Go Falcons (Franklin, That Is)

Not a week goes by in New Orleans without someone asking me where I went to high school. It doesn’t really bother me, and I do it to other people all the time myself. Most often, it’s just an innocent conversation starter, a way to figure out how many people you know in common. Sometimes, though, it’s a little more insidious; it can serve as shorthand for “tell me your socioeconomic status without my having to actually come right out and ask you.” 
 
Regardless of the questioner’s intent, I am always pleased and proud to answer, “Ben Franklin.” I had a fantastic high school experience, and I love meeting other alumni – we immediately start discussing which campus we attended, which teachers we might have in common, how much we have consistently sucked at football. 
 
And if you’re trying to find out how much money my parents made, sorry. My status as a Franklin alumna tells you something about my IQ and my work ethic but nothing about how well-off my family is. I attended Franklin with kids who drove their own BMWs to school and whose families belonged to old-line Carnival krewes and kids who sometimes got to borrow the family’s 1979 Datsun and who had to run around their houses putting out buckets to catch the roof leaks every time it rained. Franklin allowed all of us, regardless of our backgrounds to that point, to get an excellent education that enabled us to thrive in college. (Not all of us did, of course, but I believe all of us were capable.) 
 
When people hear I went to Franklin, their response is almost always, “Oh, man, you’re one of those smart kids, huh?” or “Wow, you must’ve been a huge nerd.” I don’t take offense at this. I completely self-identify as a smart kid and a nerd. 
 
There are complaints, always always always, about how unfair Franklin is. I hear these complaints now, and I heard them when I was a student there. I graduated in 1998, in the heyday of Carl Galmon and Sandra Wheeler Hester, and I remember going to school board meetings to show my support for my high school and listening to them yell about how we were all racists.

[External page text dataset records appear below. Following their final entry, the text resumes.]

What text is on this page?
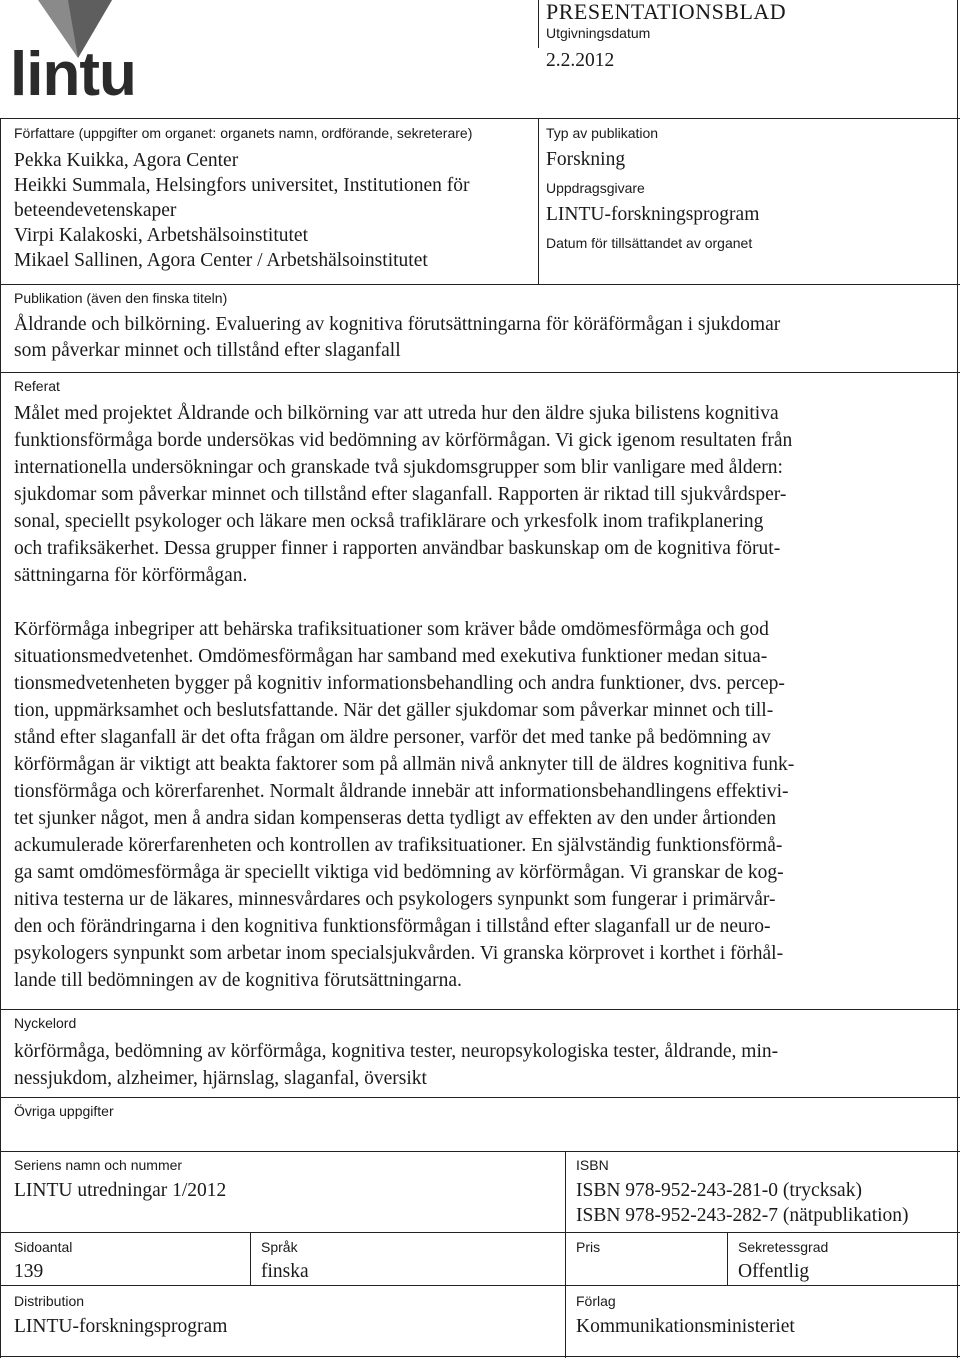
lintu
PRESENTATIONSBLAD
Utgivningsdatum
2.2.2012
Författare (uppgifter om organet: organets namn, ordförande, sekreterare)
Pekka Kuikka, Agora Center
Heikki Summala, Helsingfors universitet, Institutionen för
beteendevetenskaper
Virpi Kalakoski, Arbetshälsoinstitutet
Mikael Sallinen, Agora Center / Arbetshälsoinstitutet
Typ av publikation
Forskning
Uppdragsgivare
LINTU-forskningsprogram
Datum för tillsättandet av organet
Publikation (även den finska titeln)
Åldrande och bilkörning. Evaluering av kognitiva förutsättningarna för köräförmågan i sjukdomar
som påverkar minnet och tillstånd efter slaganfall
Referat
Målet med projektet Åldrande och bilkörning var att utreda hur den äldre sjuka bilistens kognitiva
funktionsförmåga borde undersökas vid bedömning av körförmågan. Vi gick igenom resultaten från
internationella undersökningar och granskade två sjukdomsgrupper som blir vanligare med åldern:
sjukdomar som påverkar minnet och tillstånd efter slaganfall. Rapporten är riktad till sjukvårdsper-
sonal, speciellt psykologer och läkare men också trafiklärare och yrkesfolk inom trafikplanering
och trafiksäkerhet. Dessa grupper finner i rapporten användbar baskunskap om de kognitiva förut-
sättningarna för körförmågan.
Körförmåga inbegriper att behärska trafiksituationer som kräver både omdömesförmåga och god
situationsmedvetenhet. Omdömesförmågan har samband med exekutiva funktioner medan situa-
tionsmedvetenheten bygger på kognitiv informationsbehandling och andra funktioner, dvs. percep-
tion, uppmärksamhet och beslutsfattande. När det gäller sjukdomar som påverkar minnet och till-
stånd efter slaganfall är det ofta frågan om äldre personer, varför det med tanke på bedömning av
körförmågan är viktigt att beakta faktorer som på allmän nivå anknyter till de äldres kognitiva funk-
tionsförmåga och körerfarenhet. Normalt åldrande innebär att informationsbehandlingens effektivi-
tet sjunker något, men å andra sidan kompenseras detta tydligt av effekten av den under årtionden
ackumulerade körerfarenheten och kontrollen av trafiksituationer. En självständig funktionsförmå-
ga samt omdömesförmåga är speciellt viktiga vid bedömning av körförmågan. Vi granskar de kog-
nitiva testerna ur de läkares, minnesvårdares och psykologers synpunkt som fungerar i primärvår-
den och förändringarna i den kognitiva funktionsförmågan i tillstånd efter slaganfall ur de neuro-
psykologers synpunkt som arbetar inom specialsjukvården. Vi granska körprovet i korthet i förhål-
lande till bedömningen av de kognitiva förutsättningarna.
Nyckelord
körförmåga, bedömning av körförmåga, kognitiva tester, neuropsykologiska tester, åldrande, min-
nessjukdom, alzheimer, hjärnslag, slaganfal, översikt
Övriga uppgifter
Seriens namn och nummer
LINTU utredningar 1/2012
ISBN
ISBN 978-952-243-281-0 (trycksak)
ISBN 978-952-243-282-7 (nätpublikation)
Sidoantal
139
Språk
finska
Pris	Sekretessgrad
Offentlig
Distribution
LINTU-forskningsprogram
Förlag
Kommunikationsministeriet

I was bewildered. I wasn’t a racist. I was just a lower-middle-class kid trying my best to get a good public education. The answer, it seemed to me, was to make the other public schools better, not to try to close down Franklin. 
 
I remembered all of this when I saw a story in Slate last week arguing in favor of shutting down Stuyvesant in New York City – by a Stuyvesant alumnus, no less. “I’ve come to the reluctant conclusion that Stuyvesant should close its doors,” Reihan Salam writes. “The same goes for elite public high schools like it across the country.
 
There are points to be made, of course, for closing selective public schools, but I am firmly on the side of keeping them, and my daughter does not even attend one. Morris Jeff does not require an admissions test and eagerly and effectively accommodates students with disabilities, and I love that about it. It also has a student body that looks like the city, and I love that, too. 
 
But even if my own kid isn’t among them, I still think the city needs a school to serve high-achieving kids – because honestly, no, they can’t thrive anywhere. I was teased, bullied, and ostracized from kindergarten until I got to Franklin, where suddenly I found my community of fellow nerds. I made friends. I had a social life. I was happy. In some ways, going to Franklin actually was not beneficial to me:  For example, some college scholarships are only given to students in, say, the top 5 percent of their class, regardless of how prestigious the high school may be. Not to sound like a smug jackass, but I have no doubt that I could have been in the top 5 percent of my class at practically any other public high school in New Orleans with much less effort than I expended at Franklin. But at Franklin, even working my neurotic little butt off, I was barely in the top 50 percent. Whatever cachet I gained via the Franklin name was canceled out by my lower class ranking when it came time to hand out scholarship monies. Even so, I would still attend Franklin a hundred times over because of the incredible boost of self-esteem and sense of belonging I got from attending, the study skills I learned, the lifelong friends I made. I learned how to work hard at Franklin, but probably even more important, I learned how to have fun.
 
Ruby is a smart kid and a hard worker, but I don’t know that I see Franklin in her future. She is much more well-rounded than I was – she likes to read and swim and put on fashion shows with her Barbies and have sleepovers; I really just liked to read. Her current friends are not all adults, the way mine were at her age; she is more comfortable at a pool party than an art opening whereas I was the exact opposite. 
 
Of course I would be happy for her to attend my alma mater, but I would also be happy for her to find a high school that would allow her the freedom to do a lot of extracurricular activities, hold down an after-school job, play sports, and still make decent grades. I want her high school reality to be whatever happiness looks like for her. 
 
But whether she attends Franklin or not, I still want it to be an option. And I hope that in another 20 years, when people hear I went to Franklin, their response will still be, “Wow, you must’ve been a huge nerd” and not, “Oh, that used to be a really good school.”